The ACC is to get staff to notify their investments in listed companies.
It has told investment staff they will have to file security holder notices when they hold stakes that, combined with ACC's investment, total 5 per cent of a listed company's shares.
ACC's move was welcomed by the Securities Commission yesterday and seems likely to encourage other fund managers to do the same.
AMP Capital Investors, the country's biggest fund manager, is considering the issue.
ACC, which has about $6 billion under management, said the move was based on further legal advice it had received on the 1988 Securities Markets Act.
It told investment staff they were legally obliged to file substantial security holder notices when their personal shareholdings plus shares held by ACC over which they had some element of control represented at least 5 per cent of a company's voting securities when combined.
"To avoid any misrepresentation, ACC wishes to emphasise the interest investment staff are deemed to have in ACC's shares is entirely non-beneficial," ACC said.
ACC subsequently filed notices to the stock exchange pointing out stakes its fund manager, Stephen Montgomery, holds in CDL Hotels and Turners & Growers and that his colleague, Nicholas Bagnell, owns shares in Mainfreight and Mooring Systems. The notices said that based on legal advice, the two had a relevant interest in ACC stakes in the same companies.
The commission's general counsel, Liam Mason, welcomed ACC's move and said he would like to see other fund managers do the same.
"It is going to depend on the circumstances of the fund manager. But if they do reach this conclusion - that the individual has the power - then they are obliged to do it. So it does become a legal obligation."
Walker Capital Management executive Stephen Walker said his firm might now look at putting out a couple of revised substantial security holder notices.
He said it was an issue for any fund that already had substantial security notices. But Walker suggested it could conceivably result in some takeover offers where a fund had a disclosed holding of close to 20 per cent of a company.
Roger Wallis, a Chapman Tripp partner specialising in corporate and securities law, said ACC appeared to have reassessed who controlled its investment decisions.
Where those same people also had their own investments in the same firms, ACC wanted to make sure those were also declared.
"If the individuals had their own holdings together with control over their employer's holdings, then if the individual doesn't file in relation to their own holdings, that could be a breach of the law."

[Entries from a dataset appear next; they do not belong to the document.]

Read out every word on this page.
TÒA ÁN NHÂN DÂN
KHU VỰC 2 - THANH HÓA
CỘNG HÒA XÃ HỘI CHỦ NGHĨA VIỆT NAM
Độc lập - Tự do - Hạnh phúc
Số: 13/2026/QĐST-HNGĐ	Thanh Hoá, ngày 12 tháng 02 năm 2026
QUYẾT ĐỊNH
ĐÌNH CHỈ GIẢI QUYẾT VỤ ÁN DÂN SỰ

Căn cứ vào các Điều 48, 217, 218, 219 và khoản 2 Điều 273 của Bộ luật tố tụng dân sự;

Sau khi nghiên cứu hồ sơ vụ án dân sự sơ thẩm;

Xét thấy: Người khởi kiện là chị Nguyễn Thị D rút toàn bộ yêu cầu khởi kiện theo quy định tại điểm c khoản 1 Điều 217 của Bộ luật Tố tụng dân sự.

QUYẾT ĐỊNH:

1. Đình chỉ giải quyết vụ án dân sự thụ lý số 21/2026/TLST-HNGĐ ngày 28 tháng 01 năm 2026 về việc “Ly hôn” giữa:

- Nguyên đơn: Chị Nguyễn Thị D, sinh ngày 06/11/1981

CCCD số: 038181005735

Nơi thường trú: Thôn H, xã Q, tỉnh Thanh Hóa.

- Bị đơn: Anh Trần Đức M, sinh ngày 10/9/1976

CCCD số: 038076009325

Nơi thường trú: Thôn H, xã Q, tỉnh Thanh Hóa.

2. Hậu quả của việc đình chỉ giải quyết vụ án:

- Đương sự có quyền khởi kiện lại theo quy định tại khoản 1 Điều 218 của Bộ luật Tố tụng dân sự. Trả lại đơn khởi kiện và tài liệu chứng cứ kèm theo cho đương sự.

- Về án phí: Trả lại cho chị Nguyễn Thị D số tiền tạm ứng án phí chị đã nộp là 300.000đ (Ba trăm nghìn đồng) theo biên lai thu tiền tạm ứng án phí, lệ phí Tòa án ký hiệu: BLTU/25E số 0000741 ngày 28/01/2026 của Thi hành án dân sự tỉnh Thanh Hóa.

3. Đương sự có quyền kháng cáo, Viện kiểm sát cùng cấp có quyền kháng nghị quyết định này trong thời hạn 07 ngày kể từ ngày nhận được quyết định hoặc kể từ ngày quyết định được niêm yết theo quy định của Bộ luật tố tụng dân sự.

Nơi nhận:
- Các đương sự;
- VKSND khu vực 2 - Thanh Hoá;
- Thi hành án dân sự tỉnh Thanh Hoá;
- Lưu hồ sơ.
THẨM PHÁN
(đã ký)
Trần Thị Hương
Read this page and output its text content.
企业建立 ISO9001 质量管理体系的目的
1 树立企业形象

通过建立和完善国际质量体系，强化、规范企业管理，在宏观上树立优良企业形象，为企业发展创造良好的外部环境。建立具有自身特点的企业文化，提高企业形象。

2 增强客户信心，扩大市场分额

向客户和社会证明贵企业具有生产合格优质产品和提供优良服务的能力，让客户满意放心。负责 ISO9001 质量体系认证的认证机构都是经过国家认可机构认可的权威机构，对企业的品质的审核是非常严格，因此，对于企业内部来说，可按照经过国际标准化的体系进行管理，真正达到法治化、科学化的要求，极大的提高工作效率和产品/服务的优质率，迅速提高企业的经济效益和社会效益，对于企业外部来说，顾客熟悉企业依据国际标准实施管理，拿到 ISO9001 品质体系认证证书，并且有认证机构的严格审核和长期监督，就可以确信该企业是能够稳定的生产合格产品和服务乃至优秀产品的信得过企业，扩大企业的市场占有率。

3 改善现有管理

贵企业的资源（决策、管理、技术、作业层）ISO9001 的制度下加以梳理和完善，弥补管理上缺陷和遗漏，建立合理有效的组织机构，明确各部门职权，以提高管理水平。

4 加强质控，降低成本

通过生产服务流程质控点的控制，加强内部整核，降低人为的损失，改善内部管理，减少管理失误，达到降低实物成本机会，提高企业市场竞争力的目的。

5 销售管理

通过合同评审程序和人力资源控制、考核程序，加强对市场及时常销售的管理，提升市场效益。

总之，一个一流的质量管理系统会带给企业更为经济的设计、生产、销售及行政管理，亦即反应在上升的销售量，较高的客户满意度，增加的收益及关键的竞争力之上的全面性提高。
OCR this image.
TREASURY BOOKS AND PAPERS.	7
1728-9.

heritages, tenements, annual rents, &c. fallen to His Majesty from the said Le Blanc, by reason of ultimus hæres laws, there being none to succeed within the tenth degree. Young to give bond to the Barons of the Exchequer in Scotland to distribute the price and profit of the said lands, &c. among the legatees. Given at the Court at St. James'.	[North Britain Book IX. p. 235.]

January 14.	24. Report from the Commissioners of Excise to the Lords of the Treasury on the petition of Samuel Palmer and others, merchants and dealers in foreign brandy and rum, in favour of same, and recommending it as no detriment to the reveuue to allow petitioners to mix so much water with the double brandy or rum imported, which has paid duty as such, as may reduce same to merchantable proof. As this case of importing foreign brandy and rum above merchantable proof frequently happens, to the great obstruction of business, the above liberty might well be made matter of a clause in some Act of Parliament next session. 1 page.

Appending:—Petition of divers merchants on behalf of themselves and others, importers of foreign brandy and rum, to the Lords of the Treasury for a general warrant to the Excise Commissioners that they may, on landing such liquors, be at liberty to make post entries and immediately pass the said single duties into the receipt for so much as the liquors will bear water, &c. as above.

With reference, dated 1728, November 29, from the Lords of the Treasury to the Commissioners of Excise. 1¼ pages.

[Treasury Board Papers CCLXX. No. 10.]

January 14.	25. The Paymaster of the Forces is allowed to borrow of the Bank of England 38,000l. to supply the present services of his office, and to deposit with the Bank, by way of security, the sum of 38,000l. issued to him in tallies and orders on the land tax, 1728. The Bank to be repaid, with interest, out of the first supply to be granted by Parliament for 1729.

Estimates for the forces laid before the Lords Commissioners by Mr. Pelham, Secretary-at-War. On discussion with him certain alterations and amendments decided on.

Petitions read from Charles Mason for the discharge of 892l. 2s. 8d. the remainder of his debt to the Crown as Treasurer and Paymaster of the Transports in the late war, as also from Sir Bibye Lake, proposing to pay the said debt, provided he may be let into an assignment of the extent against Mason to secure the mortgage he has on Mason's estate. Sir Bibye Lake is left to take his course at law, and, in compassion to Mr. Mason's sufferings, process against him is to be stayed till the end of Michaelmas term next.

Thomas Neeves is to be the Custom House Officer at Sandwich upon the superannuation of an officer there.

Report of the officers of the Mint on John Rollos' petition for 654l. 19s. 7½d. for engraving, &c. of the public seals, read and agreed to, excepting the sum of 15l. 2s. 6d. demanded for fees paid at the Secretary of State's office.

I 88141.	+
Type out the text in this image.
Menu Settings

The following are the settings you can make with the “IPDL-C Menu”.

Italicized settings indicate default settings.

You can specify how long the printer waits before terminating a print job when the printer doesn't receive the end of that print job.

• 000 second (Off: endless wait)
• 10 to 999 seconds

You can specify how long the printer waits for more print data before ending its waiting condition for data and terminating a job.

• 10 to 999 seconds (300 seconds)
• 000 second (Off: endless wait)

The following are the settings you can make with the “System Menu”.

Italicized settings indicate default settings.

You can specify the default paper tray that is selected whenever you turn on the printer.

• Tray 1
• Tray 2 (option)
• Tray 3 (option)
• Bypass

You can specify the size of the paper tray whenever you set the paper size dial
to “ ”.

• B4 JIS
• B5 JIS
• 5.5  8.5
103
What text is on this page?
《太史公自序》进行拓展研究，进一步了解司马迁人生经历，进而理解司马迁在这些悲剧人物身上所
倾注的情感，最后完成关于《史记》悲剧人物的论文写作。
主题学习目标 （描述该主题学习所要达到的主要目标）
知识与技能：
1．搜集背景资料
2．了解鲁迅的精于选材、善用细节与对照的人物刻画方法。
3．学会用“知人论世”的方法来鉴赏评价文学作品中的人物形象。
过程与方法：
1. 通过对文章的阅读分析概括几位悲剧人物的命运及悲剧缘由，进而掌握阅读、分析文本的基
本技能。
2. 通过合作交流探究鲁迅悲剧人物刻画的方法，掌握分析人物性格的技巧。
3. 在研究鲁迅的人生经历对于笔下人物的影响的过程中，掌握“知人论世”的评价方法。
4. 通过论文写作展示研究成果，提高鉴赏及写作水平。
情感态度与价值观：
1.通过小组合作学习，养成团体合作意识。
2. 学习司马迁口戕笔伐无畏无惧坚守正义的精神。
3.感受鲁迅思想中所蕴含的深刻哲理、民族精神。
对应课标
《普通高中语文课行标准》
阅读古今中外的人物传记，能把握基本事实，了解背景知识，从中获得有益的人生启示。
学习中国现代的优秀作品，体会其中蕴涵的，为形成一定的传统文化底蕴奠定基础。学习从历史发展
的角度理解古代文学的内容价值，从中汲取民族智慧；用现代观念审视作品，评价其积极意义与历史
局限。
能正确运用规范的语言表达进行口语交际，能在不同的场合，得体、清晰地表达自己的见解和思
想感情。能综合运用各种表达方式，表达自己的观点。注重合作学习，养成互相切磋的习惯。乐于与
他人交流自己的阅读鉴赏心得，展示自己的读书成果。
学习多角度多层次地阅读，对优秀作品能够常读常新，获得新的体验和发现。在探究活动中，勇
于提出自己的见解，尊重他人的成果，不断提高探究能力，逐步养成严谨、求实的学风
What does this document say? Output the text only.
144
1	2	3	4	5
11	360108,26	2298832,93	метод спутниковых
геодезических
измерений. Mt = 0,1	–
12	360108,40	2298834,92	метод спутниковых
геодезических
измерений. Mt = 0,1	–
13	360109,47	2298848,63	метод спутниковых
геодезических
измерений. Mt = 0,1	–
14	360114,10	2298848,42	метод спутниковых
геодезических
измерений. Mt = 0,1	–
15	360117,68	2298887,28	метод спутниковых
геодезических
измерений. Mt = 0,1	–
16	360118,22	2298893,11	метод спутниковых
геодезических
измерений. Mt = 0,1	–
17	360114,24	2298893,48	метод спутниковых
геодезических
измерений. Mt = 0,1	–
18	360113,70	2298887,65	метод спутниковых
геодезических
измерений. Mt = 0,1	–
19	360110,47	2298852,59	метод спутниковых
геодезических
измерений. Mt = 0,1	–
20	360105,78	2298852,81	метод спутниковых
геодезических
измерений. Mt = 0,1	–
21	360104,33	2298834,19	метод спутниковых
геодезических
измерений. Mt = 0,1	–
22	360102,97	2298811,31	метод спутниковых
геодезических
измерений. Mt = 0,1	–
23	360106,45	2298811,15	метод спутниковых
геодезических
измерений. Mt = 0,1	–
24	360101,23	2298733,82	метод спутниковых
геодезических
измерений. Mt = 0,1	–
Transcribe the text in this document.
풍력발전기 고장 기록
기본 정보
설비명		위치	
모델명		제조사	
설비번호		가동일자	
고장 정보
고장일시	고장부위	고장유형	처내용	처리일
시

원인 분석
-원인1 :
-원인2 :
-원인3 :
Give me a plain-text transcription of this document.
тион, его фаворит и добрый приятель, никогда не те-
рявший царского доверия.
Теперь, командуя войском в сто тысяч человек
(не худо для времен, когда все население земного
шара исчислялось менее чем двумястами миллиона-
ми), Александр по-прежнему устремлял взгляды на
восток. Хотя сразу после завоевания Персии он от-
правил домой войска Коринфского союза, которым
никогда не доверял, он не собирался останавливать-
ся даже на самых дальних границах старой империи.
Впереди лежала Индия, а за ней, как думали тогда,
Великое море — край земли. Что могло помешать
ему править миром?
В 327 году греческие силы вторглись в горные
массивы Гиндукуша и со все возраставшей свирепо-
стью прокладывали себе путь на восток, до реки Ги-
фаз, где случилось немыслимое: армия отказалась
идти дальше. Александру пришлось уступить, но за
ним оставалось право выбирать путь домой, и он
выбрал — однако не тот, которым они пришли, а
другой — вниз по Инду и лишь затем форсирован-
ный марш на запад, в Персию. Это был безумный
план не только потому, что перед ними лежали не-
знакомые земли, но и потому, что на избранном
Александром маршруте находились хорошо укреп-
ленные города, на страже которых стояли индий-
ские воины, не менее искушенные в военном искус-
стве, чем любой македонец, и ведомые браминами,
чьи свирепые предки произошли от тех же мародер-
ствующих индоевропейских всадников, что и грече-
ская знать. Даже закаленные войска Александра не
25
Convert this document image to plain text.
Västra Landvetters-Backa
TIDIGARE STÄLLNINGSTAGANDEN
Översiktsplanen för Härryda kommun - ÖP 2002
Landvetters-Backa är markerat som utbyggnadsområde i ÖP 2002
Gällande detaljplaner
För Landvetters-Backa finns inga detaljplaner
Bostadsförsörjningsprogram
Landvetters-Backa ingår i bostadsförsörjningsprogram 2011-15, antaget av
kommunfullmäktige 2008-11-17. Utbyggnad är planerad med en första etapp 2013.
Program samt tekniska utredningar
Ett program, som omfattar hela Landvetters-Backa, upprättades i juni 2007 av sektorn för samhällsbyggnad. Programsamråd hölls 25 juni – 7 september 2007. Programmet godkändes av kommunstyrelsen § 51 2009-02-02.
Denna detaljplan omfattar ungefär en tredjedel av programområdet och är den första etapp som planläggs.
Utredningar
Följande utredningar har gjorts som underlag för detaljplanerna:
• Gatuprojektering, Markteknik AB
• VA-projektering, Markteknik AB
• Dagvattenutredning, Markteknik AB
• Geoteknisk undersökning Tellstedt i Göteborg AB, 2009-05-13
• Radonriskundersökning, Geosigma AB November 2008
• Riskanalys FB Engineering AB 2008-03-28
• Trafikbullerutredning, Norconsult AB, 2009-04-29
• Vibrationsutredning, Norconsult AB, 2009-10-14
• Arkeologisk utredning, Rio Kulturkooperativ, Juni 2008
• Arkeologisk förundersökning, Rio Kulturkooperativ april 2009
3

Wallis said the issue would not apply to all fund managers as some outsourced parts of the investment decision-making process or allocated it to a committee. "The issue is highly fact-specific to the way each organisation manages its affairs and what policies they have for staff undertaking their own dealings."
Investment matters
* ACC has about $6 billion under management.
* Investment staff will have to file notices on companies if their private stakes and the ACC holdings over which they also have some control total 5pc.
* Other fund managers are likely to follow suit.